Doing less with less
THERE’S a scene in the acclaimed TV show The Wire where a character, whose company has just announced job cuts, takes issue with the bureaucratic mantra “doing more with less”.
“You don’t do more with less,” the character states. “You do less with less.”
The scene came to mind yesterday as Public Expenditure Minister Brendan Howlin launched the Government’s public service reform plan.
The plan, he said, would deliver “far-reaching reform” that would see the public service “do better with less”.
In fairness, you would expect him to say that, and given that he’s the minister tasked with overseeing the changes, he is no doubt intent on delivering.
But it takes quite a stretch to believe that cutting another 23,500 jobs will actually improve the public service.
Anybody who’s been to an emergency department recently, for example, will find it hard to accept that fewer health service workers will somehow magically improve waiting times.
The job cuts are being made solely because there is no money in the public purse. If times were better, there is simply no way that a coalition government involving Labour — traditionally viewed as the party of the public service — would be slashing jobs in the sector. In fact, in better times, governments of all hues tend to increase the numbers in the public service because it is an easy way of creating jobs.
This is precisely what the Fianna Fáil-led governments did, at least until the economic crisis struck in 2008.
The Fianna Fáil-Green administration was then forced to begin cutting jobs and its successors are — through necessity — continuing that process.
“To make Government leaner we are going to reduce the total number of people employed in the public service back to more sustainable levels,” Taoiseach Enda Kenny said yesterday — “sustainable” being the key word.
The risk, though, is in judging what’s sustainable or not. The public service may be bloated but it’s hugely debatable as to whether frontline services are. Giving a patient a pill to relieve a bloated stomach is one thing. But it’s no good if the pill has side-effects that seriously damage the digestive system.
In that respect, the Government will be hoping that the other changes in the reform plan will minimise the effects of the job cuts.
Many of the 200-plus proposals are technical and dull-sounding but could produce positive change.
For example, the Government is considering ways to allow people renew their passports and make social welfare applications online.
It wants all departments and agencies to share payroll and banking services to reduce duplication. On the procurement front, the Coalition envisages bringing in private-sector experts with “technical/account manager sales experience and proven commercial/negotiation skills” in order to reduce the amount of money the state spends on equipment and goods. And so on. All of these measures could save time and money.
The Government will also save money — and arguably prevent further erosion of skills in the public service — by finally calling a halt to the decentralisation fiasco.
Decentralisation was dreamt up by Charlie McCreevy and Bertie Ahern and announced on Budget Day in December 2003.
The intention was to transfer 10,300 public service jobs from Dublin to 53 locations across the country. This was later increased to 10,900 jobs in 59 locations.
But experts warned from the start that it could have a fracturing effect, as public servants who had accumulated significant policy expertise would not necessarily want to leave Dublin and would seek private sector employment instead of moving somewhere else.
Former Taoiseach and Fine Gael leader John Bruton was among those who questioned the wisdom of the move at the time.
“The making of policy at headquarters… requires constant and easy contact among decision-makers in all departments. It also requires that senior civil service decision-makers be easily accessible to members of the public and organisations that wish to make representations to them,” he said.
“What is a capital city and why does every country have one? Capital cities exist in most democracies to make policy at national level. This is done in one place because there are inherent economies of scale in making policy in one place.”
But neither Charlie McCreevy nor Bertie Ahern chose to listen.

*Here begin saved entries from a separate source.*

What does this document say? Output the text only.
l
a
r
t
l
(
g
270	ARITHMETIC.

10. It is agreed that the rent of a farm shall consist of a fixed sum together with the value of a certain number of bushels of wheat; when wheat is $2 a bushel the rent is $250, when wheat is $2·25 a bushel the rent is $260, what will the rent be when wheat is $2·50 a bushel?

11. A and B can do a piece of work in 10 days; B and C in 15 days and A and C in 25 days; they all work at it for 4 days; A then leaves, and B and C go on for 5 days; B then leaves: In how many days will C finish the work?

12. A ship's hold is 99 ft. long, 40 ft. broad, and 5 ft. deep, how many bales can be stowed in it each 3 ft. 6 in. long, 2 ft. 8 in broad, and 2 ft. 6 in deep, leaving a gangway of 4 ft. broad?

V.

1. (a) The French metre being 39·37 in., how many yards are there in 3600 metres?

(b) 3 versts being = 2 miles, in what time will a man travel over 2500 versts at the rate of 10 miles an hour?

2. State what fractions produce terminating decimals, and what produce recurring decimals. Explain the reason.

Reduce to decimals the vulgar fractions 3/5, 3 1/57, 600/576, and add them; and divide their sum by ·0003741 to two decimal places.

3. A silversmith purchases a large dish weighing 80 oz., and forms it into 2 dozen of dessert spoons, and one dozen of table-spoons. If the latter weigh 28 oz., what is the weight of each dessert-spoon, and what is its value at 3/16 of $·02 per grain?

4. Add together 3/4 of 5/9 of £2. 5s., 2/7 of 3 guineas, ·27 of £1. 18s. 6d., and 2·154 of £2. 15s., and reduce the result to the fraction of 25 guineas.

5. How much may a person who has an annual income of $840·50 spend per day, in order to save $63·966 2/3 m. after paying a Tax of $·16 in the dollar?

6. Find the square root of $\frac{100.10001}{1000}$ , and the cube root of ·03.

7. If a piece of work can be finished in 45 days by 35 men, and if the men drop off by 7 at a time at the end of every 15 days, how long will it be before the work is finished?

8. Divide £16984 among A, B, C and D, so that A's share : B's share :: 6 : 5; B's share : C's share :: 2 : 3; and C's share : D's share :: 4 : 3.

The only problem was that decentralisation had been conjured up without proper analysis and planning. While some projects went ahead, others got heavily delayed. Then, when the economic crisis hit, they were postponed, with then Finance Minister Brian Lenihan announcing they would be mothballed until circumstances improved.
Most political observers anticipated at that point that the decentralisation project would never be completed. The Government confirmed it yesterday, announcing that 40 planned projects would be scrapped. Another 22 are being reviewed, and may yet be cancelled. Just 32 projects are going ahead — and those only because the moves have already taken place or permanent office accommodation is near completion.
The scrapping of decentralisation will come as a blow to a number of towns and villages across the country, such as Athlone, Ballinasloe, Edenderry, Fermoy, Kanturk, Kildare, Killarney, New Ross and Youghal.
But given the shambles that decentralisation had turned into, those communities must have already realised some time ago that the bright new dawn promised by McCreevy and Ahern would never materialise.